The Origins of Christmas Carols
I'm taking a break for a few weeks from sharing my experiences with Guillain Barre Syndrome to celebrate the holiday season. To that end I give you the following.
We sing them every year! We’ve sung them all our lives! As Thanksgiving ushered in the Holiday Season, we began to hear their familiar strains on the radio and in department stores. As the days of December pass, we hear them more frequently – in pageants, programs and even by carolers who keep their tradition alive. Wherever we hear them, we find ourselves singing along! The carols of Christmas are the golden threads of the Season’s festive tapestry that actually turn on the Christmas spirit in our hearts.
But, as with so many familiar things, carols are such a basic part of our lives and our Christmas history that we often take them for granted. We hum them and hear them year after year, but we hardly ever think about the significance of the words or the origin of the lovely melodies.
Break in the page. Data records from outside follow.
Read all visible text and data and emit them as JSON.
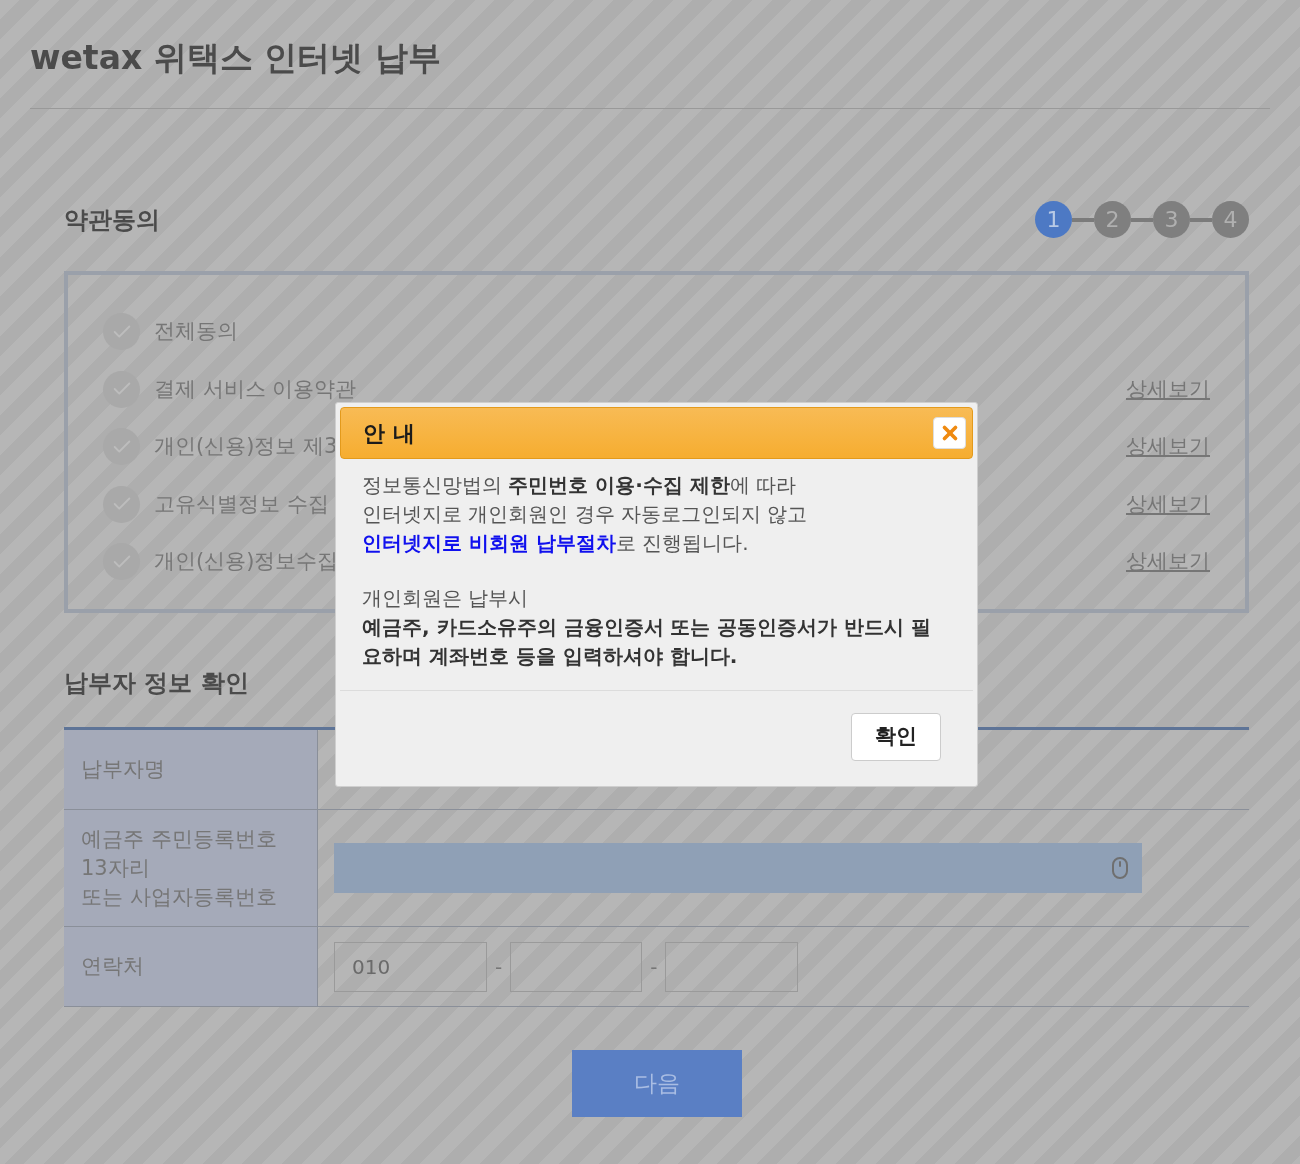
{
  "page": {
    "title": "wetax 위택스 인터넷 납부"
  },
  "terms": {
    "heading": "약관동의",
    "steps": [
      {
        "label": "1",
        "selected": true
      },
      {
        "label": "2",
        "selected": false
      },
      {
        "label": "3",
        "selected": false
      },
      {
        "label": "4",
        "selected": false
      }
    ],
    "items": [
      {
        "label": "전체동의",
        "checked": false
      },
      {
        "label": "결제 서비스 이용약관",
        "checked": false,
        "detail_link": "상세보기"
      },
      {
        "label": "개인(신용)정보 제3",
        "checked": false,
        "detail_link": "상세보기"
      },
      {
        "label": "고유식별정보 수집",
        "checked": false,
        "detail_link": "상세보기"
      },
      {
        "label": "개인(신용)정보수집",
        "checked": false,
        "detail_link": "상세보기"
      }
    ]
  },
  "payer": {
    "heading": "납부자 정보 확인",
    "rows": [
      {
        "kind": "covered",
        "label_lines": [
          "납부자명"
        ]
      },
      {
        "kind": "masked",
        "label_lines": [
          "예금주 주민등록번호",
          "13자리",
          "또는 사업자등록번호"
        ]
      },
      {
        "kind": "phone",
        "label_lines": [
          "연락처"
        ],
        "first": "010",
        "separators": [
          "-",
          "-"
        ]
      }
    ]
  },
  "next_button": "다음",
  "dialog": {
    "title": "안 내",
    "paragraphs": [
      [
        {
          "kind": "plain",
          "text": "정보통신망법의 **주민번호 이용·수집 제한**에 따라\n인터넷지로 개인회원인 경우 자동로그인되지 않고\n"
        },
        {
          "kind": "highlight",
          "text": "인터넷지로 비회원 납부절차"
        },
        {
          "kind": "plain",
          "text": "로 진행됩니다."
        }
      ],
      [
        {
          "kind": "plain",
          "text": "개인회원은 납부시\n**예금주, 카드소유주의 금융인증서 또는 공동인증서가 반드시 필요하며 계좌번호 등을 입력하셔야 합니다.**"
        }
      ]
    ],
    "confirm_button": "확인"
  }
}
We can actually overlook the fact that somebody wrote these wonderful songs, and as a consequence, we miss much of their magic. Today we explore the meaning and the stories behind just a few of our favorites.
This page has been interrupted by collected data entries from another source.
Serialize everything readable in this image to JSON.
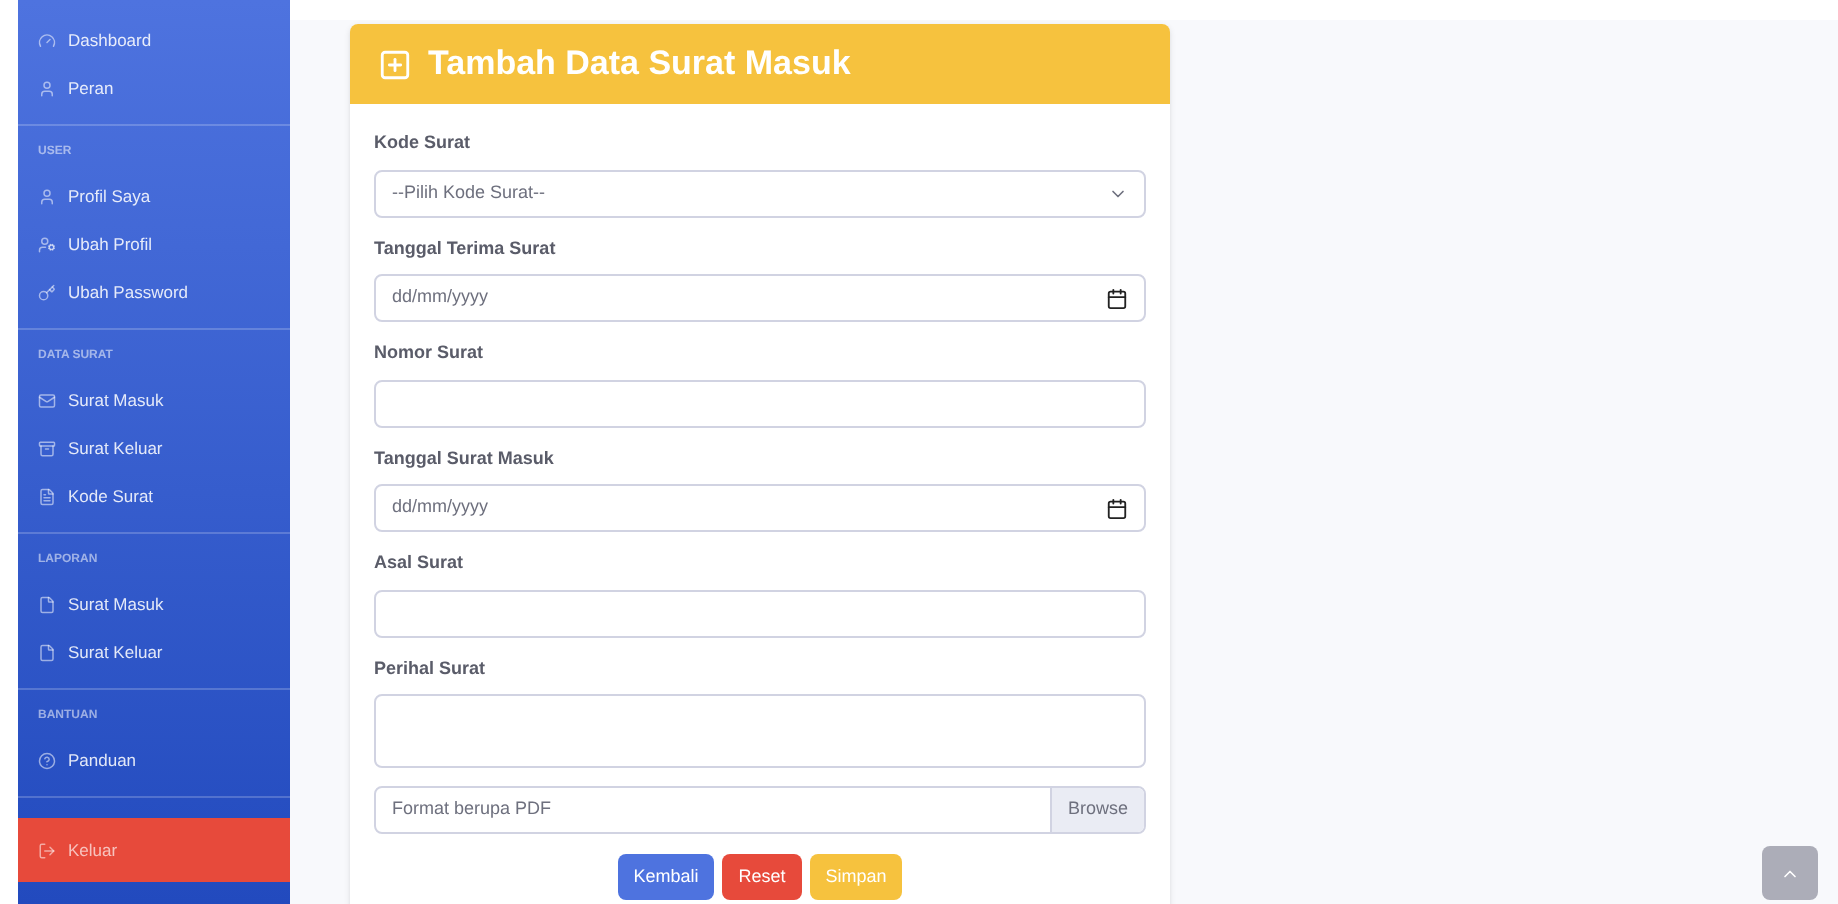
{
  "sidebar": {
    "sections": [
      {
        "items": [
          {
            "label": "Dashboard",
            "selected": false
          },
          {
            "label": "Peran",
            "selected": false
          }
        ]
      },
      {
        "heading": "USER",
        "items": [
          {
            "label": "Profil Saya",
            "selected": false
          },
          {
            "label": "Ubah Profil",
            "selected": false
          },
          {
            "label": "Ubah Password",
            "selected": false
          }
        ]
      },
      {
        "heading": "DATA SURAT",
        "items": [
          {
            "label": "Surat Masuk",
            "selected": false
          },
          {
            "label": "Surat Keluar",
            "selected": false
          },
          {
            "label": "Kode Surat",
            "selected": false
          }
        ]
      },
      {
        "heading": "LAPORAN",
        "items": [
          {
            "label": "Surat Masuk",
            "selected": false
          },
          {
            "label": "Surat Keluar",
            "selected": false
          }
        ]
      },
      {
        "heading": "BANTUAN",
        "items": [
          {
            "label": "Panduan",
            "selected": false
          }
        ]
      },
      {
        "items": [
          {
            "label": "Keluar",
            "selected": true
          }
        ]
      }
    ]
  },
  "form": {
    "title": "Tambah Data Surat Masuk",
    "fields": [
      {
        "kind": "select",
        "label": "Kode Surat",
        "value": "--Pilih Kode Surat--"
      },
      {
        "kind": "date",
        "label": "Tanggal Terima Surat",
        "placeholder": "dd/mm/yyyy"
      },
      {
        "kind": "text",
        "label": "Nomor Surat"
      },
      {
        "kind": "date",
        "label": "Tanggal Surat Masuk",
        "placeholder": "dd/mm/yyyy"
      },
      {
        "kind": "text",
        "label": "Asal Surat"
      },
      {
        "kind": "textarea",
        "label": "Perihal Surat"
      },
      {
        "kind": "file",
        "placeholder": "Format berupa PDF",
        "button": "Browse"
      }
    ],
    "buttons": [
      {
        "label": "Kembali",
        "kind": "primary"
      },
      {
        "label": "Reset",
        "kind": "danger"
      },
      {
        "label": "Simpan",
        "kind": "warning"
      }
    ]
  }
}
In their earliest beginnings, carols really had nothing to do with Christmas – or even with Christianity, for that matter. The melodies were originally written to accompany an ancient dance form called the circle dance which was associated with fertility rites and pagan festivities in the medieval Celtic countries of Europe. As the Christian Church established itself in these areas, the familiar melodies and rhythms of carols found their way into Christian meetings and celebrations. But because the songs had such pagan roots, the Church was very uneasy about them for a long time. In fact, a Church Council in the mid-Seventh Century explicitly forbade Christians to sing carols, and the Church continued to frown on carols well into the Twelfth Century. (See, kids, the old fogies have always been against hip music!)
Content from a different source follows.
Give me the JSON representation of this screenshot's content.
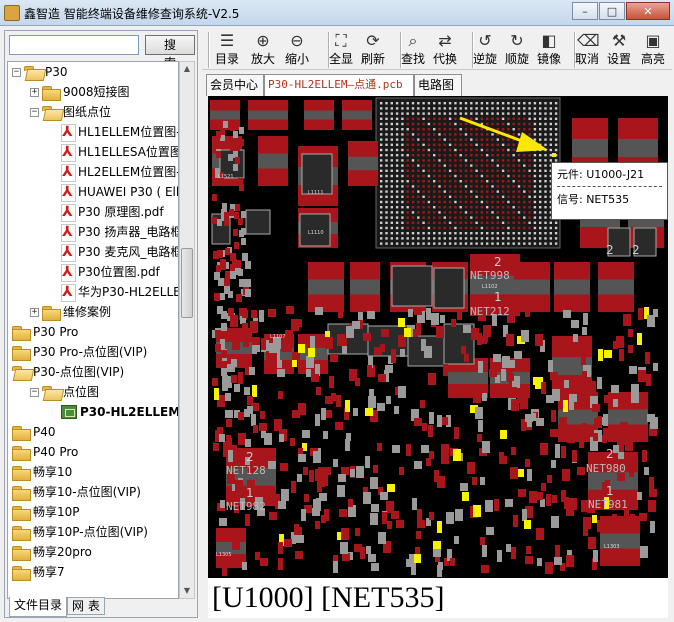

As the strictness of medieval Christianity began to soften, a kind of renaissance took place and carols merged with folk songs that were the Pop songs of the day – the songs that were whistled or sung by ordinary people. History credits Saint Francis of Assisi with bringing about a new interest in the feast of the Nativity and the Babe in Bethlehem. The priests in St. Francis’ order developed a style of religious folk song called a lauda. Laudas had happy, joyful dance rhythms that were so catchy and memorable that the song form soon spread across Fourteenth Century Europe. The religious lauda got mixed together with a popular pagan custom called wassailing, in which people sang from door to door to drive away evil spirits and drank to the health of those they visited. What evolved from the marriage of wassailing and the lauda was the custom of caroling, which is still so much a part of our Christmases some seven centuries later.
By the Seventeenth Century it was clear that everyone was having entirely too much fun! So the Grinch – otherwise known as the Puritan English Parliament – decided to abolish Christmas altogether! That’s right….not only did the carols get the axe, but the entire Christmas Holiday was eliminated. People who continued to celebrate the birth of Christ with happy and lighthearted carol singing were actually accused of witchcraft and risked imprisonment or death! It took several dark and gloomy decades before the prohibition against carol singing was lifted and people again began to write and sing carols freely. The popularity of the carol increased rapidly throughout the Eighteenth and Nineteenth Centuries, and it was during this time period that many of our favorite carols were created.